Eine Straftat, auf die zwischen sechs Monate und zehn Jahre Gefängnis steht. Unter Menschenhandel versteht das Gesetz jede Form des Anwerbens, Transports oder Beherbergens von Menschen, um sie auszubeuten – zum Beispiel in der Prostitution, durch Bettelei oder Zwangsarbeit. 

Poppers

Slang für eine flüssige, nicht verbotene Droge, die in kleinen Ampullen vertrieben wird und beim Öffnen ploppt. Poppers sollen stark gefäßerweiternd, aphrodisierend, muskelentspannend und schmerzhemmend wirken – und damit helfen, den Geschlechtsverkehr zu verlängern. Werden in fast allen Bordellen verkauft. Können zu Herzrasen, Übelkeit, Erbrechen und Sehstörungen führen, blutdrucksenkende Potenzmittel verstärken die Wirkung.
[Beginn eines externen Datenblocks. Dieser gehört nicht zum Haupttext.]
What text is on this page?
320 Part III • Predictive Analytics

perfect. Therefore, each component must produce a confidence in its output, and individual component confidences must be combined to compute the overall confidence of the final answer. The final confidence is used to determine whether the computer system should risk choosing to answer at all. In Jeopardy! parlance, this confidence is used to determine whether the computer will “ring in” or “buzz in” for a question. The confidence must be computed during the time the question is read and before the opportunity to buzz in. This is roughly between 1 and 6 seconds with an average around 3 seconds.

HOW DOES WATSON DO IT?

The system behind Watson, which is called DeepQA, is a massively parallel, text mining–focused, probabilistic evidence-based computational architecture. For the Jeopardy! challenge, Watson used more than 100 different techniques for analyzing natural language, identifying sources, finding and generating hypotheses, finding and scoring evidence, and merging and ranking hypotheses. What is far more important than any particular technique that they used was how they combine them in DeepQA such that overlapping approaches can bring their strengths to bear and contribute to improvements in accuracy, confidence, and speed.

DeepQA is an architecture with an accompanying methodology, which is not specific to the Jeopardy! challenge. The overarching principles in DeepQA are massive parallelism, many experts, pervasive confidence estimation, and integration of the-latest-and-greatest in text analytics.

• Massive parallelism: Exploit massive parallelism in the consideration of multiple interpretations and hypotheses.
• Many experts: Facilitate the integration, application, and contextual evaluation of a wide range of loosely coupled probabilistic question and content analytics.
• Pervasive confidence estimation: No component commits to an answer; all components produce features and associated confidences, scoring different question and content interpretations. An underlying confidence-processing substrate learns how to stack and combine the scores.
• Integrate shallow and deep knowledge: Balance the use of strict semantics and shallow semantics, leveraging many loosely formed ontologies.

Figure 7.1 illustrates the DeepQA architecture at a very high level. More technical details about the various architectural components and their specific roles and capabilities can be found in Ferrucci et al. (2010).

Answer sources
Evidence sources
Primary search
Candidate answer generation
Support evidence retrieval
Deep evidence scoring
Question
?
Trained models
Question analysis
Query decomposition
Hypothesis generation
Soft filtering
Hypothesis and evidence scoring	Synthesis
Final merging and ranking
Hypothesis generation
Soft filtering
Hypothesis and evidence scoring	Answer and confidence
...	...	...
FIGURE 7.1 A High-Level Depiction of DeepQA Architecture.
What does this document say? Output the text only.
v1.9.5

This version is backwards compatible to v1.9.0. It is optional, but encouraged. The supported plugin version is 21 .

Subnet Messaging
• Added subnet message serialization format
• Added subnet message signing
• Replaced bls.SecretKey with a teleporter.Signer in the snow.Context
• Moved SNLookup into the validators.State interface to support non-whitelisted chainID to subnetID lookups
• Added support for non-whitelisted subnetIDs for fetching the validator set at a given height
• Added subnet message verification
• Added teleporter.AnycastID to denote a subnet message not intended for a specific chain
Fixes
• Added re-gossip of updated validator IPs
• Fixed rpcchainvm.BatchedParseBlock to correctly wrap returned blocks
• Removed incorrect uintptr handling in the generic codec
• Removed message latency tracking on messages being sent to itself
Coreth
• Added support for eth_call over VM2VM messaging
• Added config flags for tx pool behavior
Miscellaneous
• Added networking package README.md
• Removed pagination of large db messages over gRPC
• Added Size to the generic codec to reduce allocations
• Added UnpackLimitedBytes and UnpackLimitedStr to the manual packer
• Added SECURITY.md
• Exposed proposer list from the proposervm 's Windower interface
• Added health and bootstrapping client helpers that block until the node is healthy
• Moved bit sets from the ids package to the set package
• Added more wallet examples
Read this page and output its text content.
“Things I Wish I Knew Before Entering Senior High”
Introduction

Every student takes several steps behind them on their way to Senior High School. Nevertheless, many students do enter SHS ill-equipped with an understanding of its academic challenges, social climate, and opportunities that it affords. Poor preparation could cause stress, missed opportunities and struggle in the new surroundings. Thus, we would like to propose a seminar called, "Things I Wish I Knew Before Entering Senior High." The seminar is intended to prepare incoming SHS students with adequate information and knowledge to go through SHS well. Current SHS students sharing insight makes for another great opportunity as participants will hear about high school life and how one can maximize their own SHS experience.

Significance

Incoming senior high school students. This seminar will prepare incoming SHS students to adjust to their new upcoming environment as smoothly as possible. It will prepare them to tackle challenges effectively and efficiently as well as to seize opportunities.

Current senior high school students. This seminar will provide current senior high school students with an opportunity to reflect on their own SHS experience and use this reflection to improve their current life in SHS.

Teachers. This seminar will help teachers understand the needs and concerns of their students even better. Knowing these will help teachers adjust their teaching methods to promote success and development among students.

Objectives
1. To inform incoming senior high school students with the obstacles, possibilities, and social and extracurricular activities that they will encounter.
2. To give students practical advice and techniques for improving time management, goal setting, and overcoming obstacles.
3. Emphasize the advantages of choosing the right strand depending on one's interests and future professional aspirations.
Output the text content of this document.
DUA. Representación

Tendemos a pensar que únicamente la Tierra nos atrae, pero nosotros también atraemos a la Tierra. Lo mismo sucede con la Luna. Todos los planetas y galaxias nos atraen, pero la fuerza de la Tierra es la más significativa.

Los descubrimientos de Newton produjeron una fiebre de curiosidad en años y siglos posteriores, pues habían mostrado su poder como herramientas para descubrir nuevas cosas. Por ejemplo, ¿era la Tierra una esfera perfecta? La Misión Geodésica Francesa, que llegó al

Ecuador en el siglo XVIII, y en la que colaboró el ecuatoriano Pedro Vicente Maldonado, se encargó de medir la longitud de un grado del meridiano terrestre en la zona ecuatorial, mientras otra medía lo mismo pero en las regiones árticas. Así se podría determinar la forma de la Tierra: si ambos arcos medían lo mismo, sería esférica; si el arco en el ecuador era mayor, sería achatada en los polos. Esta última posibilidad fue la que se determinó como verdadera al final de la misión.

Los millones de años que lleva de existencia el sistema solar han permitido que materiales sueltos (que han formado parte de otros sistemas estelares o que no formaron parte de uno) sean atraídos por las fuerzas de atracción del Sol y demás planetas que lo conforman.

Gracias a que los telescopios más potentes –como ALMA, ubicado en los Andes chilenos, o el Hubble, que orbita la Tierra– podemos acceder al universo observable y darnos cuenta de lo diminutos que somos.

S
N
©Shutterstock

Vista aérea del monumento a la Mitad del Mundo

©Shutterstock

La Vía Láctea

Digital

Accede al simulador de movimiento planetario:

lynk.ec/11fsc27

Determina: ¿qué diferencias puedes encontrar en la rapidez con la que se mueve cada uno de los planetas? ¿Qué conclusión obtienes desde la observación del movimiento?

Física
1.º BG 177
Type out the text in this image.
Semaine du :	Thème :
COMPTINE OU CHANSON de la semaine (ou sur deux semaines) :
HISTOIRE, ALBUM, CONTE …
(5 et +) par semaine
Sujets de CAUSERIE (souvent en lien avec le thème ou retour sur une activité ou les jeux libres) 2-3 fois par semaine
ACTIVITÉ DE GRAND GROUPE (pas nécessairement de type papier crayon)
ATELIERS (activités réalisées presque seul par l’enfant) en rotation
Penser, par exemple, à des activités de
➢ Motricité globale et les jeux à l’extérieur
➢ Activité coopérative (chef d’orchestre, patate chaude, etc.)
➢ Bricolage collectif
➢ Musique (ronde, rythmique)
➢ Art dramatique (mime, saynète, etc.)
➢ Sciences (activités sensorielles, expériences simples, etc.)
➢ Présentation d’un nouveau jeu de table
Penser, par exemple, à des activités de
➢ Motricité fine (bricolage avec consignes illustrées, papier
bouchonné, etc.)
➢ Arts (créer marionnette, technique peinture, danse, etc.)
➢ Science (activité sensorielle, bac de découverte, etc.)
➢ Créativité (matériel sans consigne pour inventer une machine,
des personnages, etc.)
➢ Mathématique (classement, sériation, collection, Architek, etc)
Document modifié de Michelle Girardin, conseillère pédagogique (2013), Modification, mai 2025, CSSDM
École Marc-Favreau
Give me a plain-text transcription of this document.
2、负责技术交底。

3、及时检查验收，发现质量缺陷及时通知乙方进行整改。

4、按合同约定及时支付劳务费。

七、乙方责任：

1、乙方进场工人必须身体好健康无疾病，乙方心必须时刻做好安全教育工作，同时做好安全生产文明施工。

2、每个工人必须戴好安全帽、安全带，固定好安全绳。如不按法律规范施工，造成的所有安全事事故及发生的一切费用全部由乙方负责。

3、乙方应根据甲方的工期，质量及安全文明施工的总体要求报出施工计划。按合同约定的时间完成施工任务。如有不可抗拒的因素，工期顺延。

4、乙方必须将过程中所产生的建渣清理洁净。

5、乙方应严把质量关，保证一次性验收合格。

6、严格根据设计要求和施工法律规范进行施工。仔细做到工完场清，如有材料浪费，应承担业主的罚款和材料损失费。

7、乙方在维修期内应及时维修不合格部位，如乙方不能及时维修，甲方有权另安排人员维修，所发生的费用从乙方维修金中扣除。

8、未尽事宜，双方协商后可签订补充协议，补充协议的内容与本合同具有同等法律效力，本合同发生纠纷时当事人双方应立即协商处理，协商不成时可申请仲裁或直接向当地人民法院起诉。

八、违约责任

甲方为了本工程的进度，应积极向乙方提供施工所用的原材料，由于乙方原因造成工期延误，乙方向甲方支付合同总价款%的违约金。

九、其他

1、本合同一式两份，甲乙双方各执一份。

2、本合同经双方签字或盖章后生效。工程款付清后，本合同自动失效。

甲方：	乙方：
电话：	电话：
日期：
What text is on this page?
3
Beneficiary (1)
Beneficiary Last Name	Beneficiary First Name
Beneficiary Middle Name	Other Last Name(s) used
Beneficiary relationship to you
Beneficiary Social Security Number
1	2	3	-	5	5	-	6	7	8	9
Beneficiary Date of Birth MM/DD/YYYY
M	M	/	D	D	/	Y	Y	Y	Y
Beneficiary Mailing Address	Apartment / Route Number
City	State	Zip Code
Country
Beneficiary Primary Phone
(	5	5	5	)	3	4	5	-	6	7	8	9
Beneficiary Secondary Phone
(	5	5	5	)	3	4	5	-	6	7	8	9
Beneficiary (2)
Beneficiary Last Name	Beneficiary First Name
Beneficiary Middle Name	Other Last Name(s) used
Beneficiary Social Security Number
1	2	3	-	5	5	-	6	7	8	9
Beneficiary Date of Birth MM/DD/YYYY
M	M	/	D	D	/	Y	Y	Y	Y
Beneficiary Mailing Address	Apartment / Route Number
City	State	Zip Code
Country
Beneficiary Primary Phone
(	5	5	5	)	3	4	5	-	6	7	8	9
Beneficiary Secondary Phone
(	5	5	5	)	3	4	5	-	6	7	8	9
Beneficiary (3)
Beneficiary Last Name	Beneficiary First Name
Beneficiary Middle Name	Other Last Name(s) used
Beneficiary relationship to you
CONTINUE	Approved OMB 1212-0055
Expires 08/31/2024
Prostituiertenschutzgesetz

Seit 1. Juli 2017 ist ein neues Prostituiertenschutzgesetz in Kraft. Es beinhaltet unter anderem die Verpflichtung eines so genannten „Hurenausweises“. Betreiber von Bordellen benötigen eine Erlaubnis und dürfen sich zuvor nicht im Bereich Menschenhandel/Prostitution strafbar gemacht haben. Das Gesetz sieht auch eine Kondompflicht für Freier und eine Gesundheits- und Ausstiegsberatung für Sexarbeiter/innen vor.  Sexarbeiterinnen dürfen seit Inkrafttreten des P. nicht mehr in dem Raum schlafen, in dem sie ihre Dienstleistungen anbieten – Bordellbetreiber müssen getrennte Schlaf- und Waschräume anbieten. Das Gesetz soll Sexarbeiter/innen vor Zwangsprostitution, ungeschütztem und gewalttätigem Sex schützen. Interessenverbände und Beratungsstellen kritisieren das Gesetz: Die meisten Prostituierten, die nicht freiwillig arbeiten, würden weiterhin nicht erreicht. Die Sorge, mit einem Hurenausweis identifiziert werden zu können, treibe viele Frauen in die Illegalität.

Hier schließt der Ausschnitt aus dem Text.